To summarize, in a textile culture, you don't get to see people naked unless you're in a sexual relationship. In a nudist environment, you can see people naked but you're not allowed to enjoy the view. I'm just looking for the middle ground, where we can appreciate naked beauty - even for its erotic appeal - yet without comitting to a sexual relationship.

Friday, July 7, 2023

Unnatural

Human nature makes a lot more sense when you consider that man is just another animal driven by instinct. Civilization is, largely, a positive influence, but exposure to it tends to foster the illusion that it is the norm rather than the exception.

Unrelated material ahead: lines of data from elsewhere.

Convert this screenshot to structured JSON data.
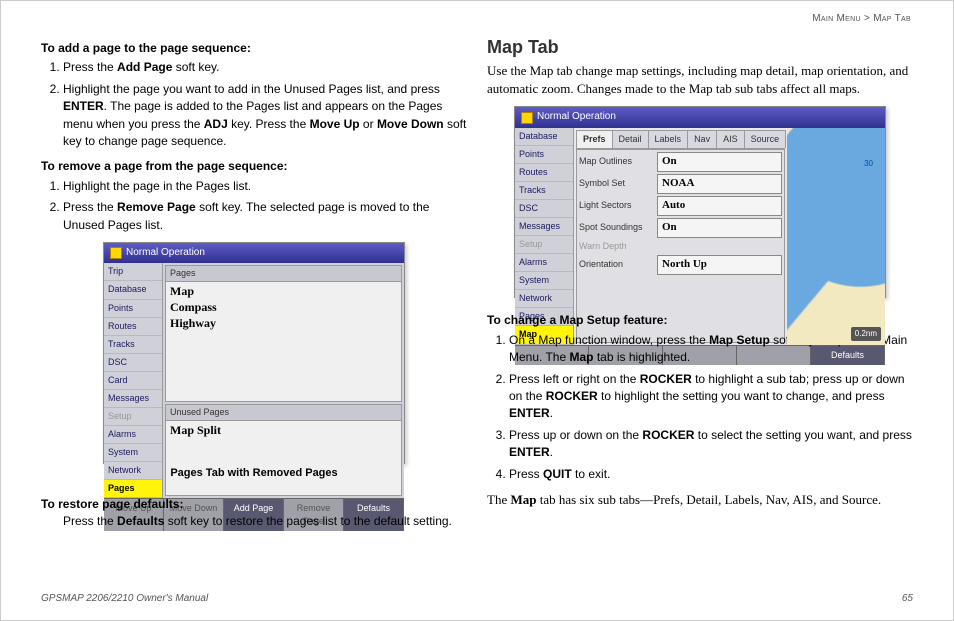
{
  "breadcrumb": {
    "left": "Main Menu",
    "sep": ">",
    "right": "Map Tab"
  },
  "left": {
    "addHead": "To add a page to the page sequence:",
    "add1_pre": "Press the ",
    "add1_b": "Add Page",
    "add1_post": " soft key.",
    "add2_a": "Highlight the page you want to add in the Unused Pages list, and press ",
    "add2_b": "ENTER",
    "add2_c": ". The page is added to the Pages list and appears on the Pages menu when you press the ",
    "add2_d": "ADJ",
    "add2_e": " key. Press the ",
    "add2_f": "Move Up",
    "add2_g": " or ",
    "add2_h": "Move Down",
    "add2_i": " soft key to change page sequence.",
    "remHead": "To remove a page from the page sequence:",
    "rem1": "Highlight the page in the Pages list.",
    "rem2_a": "Press the ",
    "rem2_b": "Remove Page",
    "rem2_c": " soft key. The selected page is moved to the Unused Pages list.",
    "restoreHead": "To restore page defaults:",
    "restore_a": "Press the ",
    "restore_b": "Defaults",
    "restore_c": " soft key to restore the pages list to the default setting.",
    "caption": "Pages Tab with Removed Pages"
  },
  "shot1": {
    "title": "Normal Operation",
    "side": [
      "Trip",
      "Database",
      "Points",
      "Routes",
      "Tracks",
      "DSC",
      "Card",
      "Messages",
      "Setup",
      "Alarms",
      "System",
      "Network",
      "Pages"
    ],
    "sideSel": "Pages",
    "sideDim": "Setup",
    "pagesH": "Pages",
    "pages": [
      "Map",
      "Compass",
      "Highway"
    ],
    "unusedH": "Unused Pages",
    "unused": [
      "Map Split"
    ],
    "btns": [
      "Move Up",
      "Move Down",
      "Add Page",
      "Remove Page",
      "Defaults"
    ],
    "btnsEnabled": [
      "Add Page",
      "Defaults"
    ]
  },
  "right": {
    "title": "Map Tab",
    "intro": "Use the Map tab change map settings, including map detail, map orientation, and automatic zoom. Changes made to the Map tab sub tabs affect all maps.",
    "chgHead": "To change a Map Setup feature:",
    "s1_a": "On a Map function window, press the ",
    "s1_b": "Map Setup",
    "s1_c": " soft key to open the Main Menu. The ",
    "s1_d": "Map",
    "s1_e": " tab is highlighted.",
    "s2_a": "Press left or right on the ",
    "s2_b": "ROCKER",
    "s2_c": " to highlight a sub tab; press up or down on the ",
    "s2_d": "ROCKER",
    "s2_e": " to highlight the setting you want to change, and press ",
    "s2_f": "ENTER",
    "s2_g": ".",
    "s3_a": "Press up or down on the ",
    "s3_b": "ROCKER",
    "s3_c": " to select the setting you want, and press ",
    "s3_d": "ENTER",
    "s3_e": ".",
    "s4_a": "Press ",
    "s4_b": "QUIT",
    "s4_c": " to exit.",
    "last_a": "The ",
    "last_b": "Map",
    "last_c": " tab has six sub tabs—Prefs, Detail, Labels, Nav, AIS, and Source."
  },
  "shot2": {
    "title": "Normal Operation",
    "side": [
      "Database",
      "Points",
      "Routes",
      "Tracks",
      "DSC",
      "Messages",
      "Setup",
      "Alarms",
      "System",
      "Network",
      "Pages",
      "Map"
    ],
    "sideSel": "Map",
    "sideDim": "Setup",
    "tabs": [
      "Prefs",
      "Detail",
      "Labels",
      "Nav",
      "AIS",
      "Source"
    ],
    "tabSel": "Prefs",
    "settings": [
      {
        "lab": "Map Outlines",
        "val": "On"
      },
      {
        "lab": "Symbol Set",
        "val": "NOAA"
      },
      {
        "lab": "Light Sectors",
        "val": "Auto"
      },
      {
        "lab": "Spot Soundings",
        "val": "On"
      },
      {
        "lab": "Warn Depth",
        "val": "",
        "dim": true
      },
      {
        "lab": "Orientation",
        "val": "North Up"
      }
    ],
    "btns": [
      "",
      "",
      "",
      "",
      "Defaults"
    ],
    "scale": "0.2nm",
    "soundings": [
      "30"
    ]
  },
  "footer": {
    "manual": "GPSMAP 2206/2210 Owner's Manual",
    "page": "65"
  }
}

So, I was talking to a person who enjoys the conjunction of nudism and swinging (a taboo subject among conventional nudists), and I was struggling to formulate a response that is respectful of nudism, yet neither hollowly dogmatic nor judgmental of an open and unrestrained approach to sexuality (which I support - in principle; it's much harder to put into practice). How do you tell someone who likes walking around naked in front of strangers and openly having sex, that walking around naked is perfectly natural, but openly having sex is not? I mean, isn't that pretty much our prime directive?

And I came to a conclusion. What if nudism isn't natural, after all? I mean, the kind of nudism that's just as buttoned up (maybe more so) as textiles are on the subject of sex. Sure, it's perfectly natural to walk around naked without draping man-made fabrics over our bodies to preserve a completely arbitrary sense of dignity. But what if it's also perfectly natural for people to constantly be having loads of sex, out in the open, with multiple partners? Speaking in an evolutionary sense, our sex drives are a powerful instinct. There may be risks inherent to indiscriminate sexual activity, but you can't argue that nature favors the "spray and pray" method. It's civilization that seeks to dampen this wanton sexual behavior.

Now, I believe in the merits of civilization. And I think we should be more discriminate in who and how we fuck. I'm ruled by the complex intelligence of my brain, not solely by my baser instincts. But the fact remains, it may be no more natural to pretend that we shouldn't be fucking around all the time than it is to pretend there's any good reason to wear clothes. This would explain an awful lot of the difficulty nudism has trying to convince the world that naked people hanging out doesn't automatically carry a sexual connotation, and why it seems (to non-nudists and sexual progressives alike) so hypocritical on its face for nudists to go to the trouble of shattering the nudity taboo but then come to the decision to still preserve our taboos around sex.

Let me state this clearly. I believe in the non-sexual version of nudism. I support it, and I actually prefer it to the alternative (which is a nude-friendly swingers' lifestyle - and why wouldn't swingers be nude-friendly?). But let's not kid ourselves into thinking it's natural or even obvious. And let's stop getting endlessly frustrated with the multitudes of people who get it wrong. That's like figuring out calculus and letting every person who never got past algebra drive you up the wall. Accept that this misunderstanding is, by necessity, going to be widespread, and then work on trying to correct people with more patience and empathy, instead of writing off everyone who ever gets it wrong as an idiot or an enemy. Most people alive don't get as much sex as the force of natural evolution (and their appetite) intends. So let's give them a break.